医学教育つれづれ

医学教育に関する論文のPOINTを書き出した備忘録的なブログです。

職場ベースの評価を強化するためのニーズ調査:グラウンデッド・セオリー研究

A needs assessment for enhancing workplace-based assessment: a grounded theory study

Vasiliki Andreou, Sanne Peters, Jan Eggermont & Birgitte Schoenmakers 

BMC Medical Education volume 24, Article number: 659 (2024) 

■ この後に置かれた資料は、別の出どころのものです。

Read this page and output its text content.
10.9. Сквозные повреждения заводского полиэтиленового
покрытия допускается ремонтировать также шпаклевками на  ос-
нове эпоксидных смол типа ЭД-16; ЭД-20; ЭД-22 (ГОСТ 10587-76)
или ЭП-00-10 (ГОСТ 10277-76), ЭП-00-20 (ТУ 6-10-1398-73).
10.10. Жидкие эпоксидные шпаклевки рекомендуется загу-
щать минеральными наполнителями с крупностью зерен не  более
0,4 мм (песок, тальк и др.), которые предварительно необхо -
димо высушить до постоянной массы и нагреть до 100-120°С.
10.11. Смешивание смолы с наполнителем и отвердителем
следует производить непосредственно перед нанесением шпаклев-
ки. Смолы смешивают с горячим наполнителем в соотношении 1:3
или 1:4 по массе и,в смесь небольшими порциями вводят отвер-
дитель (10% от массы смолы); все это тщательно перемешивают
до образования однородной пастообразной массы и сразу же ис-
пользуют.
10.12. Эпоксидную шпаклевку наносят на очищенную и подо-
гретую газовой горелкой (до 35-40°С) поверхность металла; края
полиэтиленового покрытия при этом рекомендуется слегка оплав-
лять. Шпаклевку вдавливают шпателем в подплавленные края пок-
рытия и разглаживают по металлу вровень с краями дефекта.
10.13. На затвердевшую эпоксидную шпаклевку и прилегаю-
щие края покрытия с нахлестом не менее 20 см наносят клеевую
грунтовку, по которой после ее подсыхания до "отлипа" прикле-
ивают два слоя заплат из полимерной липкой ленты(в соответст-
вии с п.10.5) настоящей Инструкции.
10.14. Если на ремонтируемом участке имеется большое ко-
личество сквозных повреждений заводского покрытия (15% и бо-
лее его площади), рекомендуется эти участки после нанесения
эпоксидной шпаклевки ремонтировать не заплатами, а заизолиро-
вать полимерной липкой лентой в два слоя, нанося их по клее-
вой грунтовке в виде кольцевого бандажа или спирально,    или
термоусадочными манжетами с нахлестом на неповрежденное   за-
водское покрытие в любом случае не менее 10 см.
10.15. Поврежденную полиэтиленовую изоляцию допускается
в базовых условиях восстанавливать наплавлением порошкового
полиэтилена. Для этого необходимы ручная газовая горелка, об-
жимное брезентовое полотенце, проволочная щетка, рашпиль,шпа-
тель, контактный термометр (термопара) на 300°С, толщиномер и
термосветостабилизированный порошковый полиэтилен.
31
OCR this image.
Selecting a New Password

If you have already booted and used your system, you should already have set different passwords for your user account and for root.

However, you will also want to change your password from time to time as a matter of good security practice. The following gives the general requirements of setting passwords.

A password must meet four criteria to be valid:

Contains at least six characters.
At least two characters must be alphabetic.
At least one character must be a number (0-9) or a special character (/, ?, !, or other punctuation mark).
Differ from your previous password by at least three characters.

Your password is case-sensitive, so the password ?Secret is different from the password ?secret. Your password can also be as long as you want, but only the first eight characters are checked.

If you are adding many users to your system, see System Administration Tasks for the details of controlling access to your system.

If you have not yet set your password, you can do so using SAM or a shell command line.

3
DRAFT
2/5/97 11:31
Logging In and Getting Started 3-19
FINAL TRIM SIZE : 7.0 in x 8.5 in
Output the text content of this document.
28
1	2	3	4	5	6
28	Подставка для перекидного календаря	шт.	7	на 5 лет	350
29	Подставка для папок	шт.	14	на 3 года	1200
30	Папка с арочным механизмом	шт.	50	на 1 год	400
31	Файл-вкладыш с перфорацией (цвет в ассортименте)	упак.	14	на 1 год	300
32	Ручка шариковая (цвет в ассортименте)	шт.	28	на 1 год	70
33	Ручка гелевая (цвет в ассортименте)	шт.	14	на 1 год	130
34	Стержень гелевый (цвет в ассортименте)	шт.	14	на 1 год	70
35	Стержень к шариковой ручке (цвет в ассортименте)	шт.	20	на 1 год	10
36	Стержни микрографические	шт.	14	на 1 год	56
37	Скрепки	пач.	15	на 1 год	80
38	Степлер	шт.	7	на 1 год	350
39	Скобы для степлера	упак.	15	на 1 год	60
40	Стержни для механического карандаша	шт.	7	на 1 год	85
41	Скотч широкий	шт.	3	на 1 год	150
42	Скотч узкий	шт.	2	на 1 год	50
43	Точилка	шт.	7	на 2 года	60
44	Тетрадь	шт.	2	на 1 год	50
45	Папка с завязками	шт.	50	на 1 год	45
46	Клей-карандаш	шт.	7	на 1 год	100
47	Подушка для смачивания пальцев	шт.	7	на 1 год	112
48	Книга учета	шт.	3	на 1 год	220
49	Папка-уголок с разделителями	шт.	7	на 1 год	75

bmcmededuc.biomedcentral.com

 

目的

ワークプレイスベースド・アセスメント(Workplace-based assessment:WBA)は、その教育的目的が果たされていないとして、医学教育者から激しく批判されてきた。 WBAに関する関係者のニーズを包括的に調査することは、臨床現場におけるWBAの実施を最適化するために不可欠である。

方法

3つの関係者グループに対して、3つの同種のフォーカスグループを実施した: 一般開業医(GP)研修生、GPトレーナー、GPチューターである。 COVID-19対策のため、参加できるようにオンライン非同期形式を選択した。 この研究を採用し、関係者がWBAを使用する際のニーズを特定できるようにするために、構成主義的な基礎理論アプローチを使用した。

結果

本研究では、3つのオンライン非同期フォーカスグループ(N = 3)を実施し、研修医(n = 6)、トレーナー(n = 7)、およびチューター(n = 8)の3つのグループで行いました。結果として、研修医、トレーナー、チューターは、以下の3つの教育的ニーズを満たすためにWBA(職場ベースの評価)が必要であると感じました

1. 学習目標の確立の必要性

すべての参加者は、WBAが研修医に学習目標を確立するために効果的にサポートし、促進する必要があると強調しました。研修医は、WBAが個々の学習目標を定義するための十分なパフォーマンス証拠を提供するべきであると感じました。この意見は、トレーナーとチューターにも共鳴しており、学習と学習の軌跡を描くことは主に研修医自身に依存していると述べています。

2. 臨床能力の評価または評価される必要性

WBAは、すべてのステークホルダーにとって、研修医の臨床能力を評価するために必要なものであると考えられていました。WBAの継続的な使用は、研修医が医師としてどのように機能しているかの全体像を提供し、研修医の臨床パフォーマンスのギャップを検出するのに役立つと信じられていました。

3. フィードバックを受けるまたは提供する必要性

WBAは、フィードバックプロセスを合理化するためにも必要と考えられました。すべての参加者は、WBAが提供するフィードバックの機会を高く評価しました。特に研修医は、WBA後のフィードバックが包括的であり、自己反省を促進する具体的なステップを含むべきであると述べました。また、トレーナーとの信頼関係が重要であり、それがフィードバックの質を向上させると感じていました。

考察

本研究の目的は、GP研修プログラムにおけるWBAに対するステークホルダーのニーズを探ることでした。結果として、研修医、トレーナー、チューターがWBAを通じて満たしたいと考える3つの教育的ニーズが明らかになりました。これらのニーズは、単に臨床能力の評価にとどまらず、職場の学習文化にも影響を及ぼします。さらに、信頼、相互理解、研修医の主体性は、WBAを臨床実践に統合するための重要な要素として強調されました。

結論

WBAに対する批判は、臨床実践におけるWBAの使用に関してステークホルダーが何を必要としているのかを探る強い理由となります。本研究で明らかになったニーズは、WBAの質的研究の領域を大いに豊かにします。ステークホルダーは、学習の発展を支援し、評価し、フィードバックを提供するためにWBAを必要としています。これらの要件は臨床能力の評価にとどまらず、職場の学習文化にも影響を与えます。それにもかかわらず、さらなる研究は、学習文化に埋め込まれた信頼がどのようにWBAを構成し、形作るかについての理解を深めるべきです。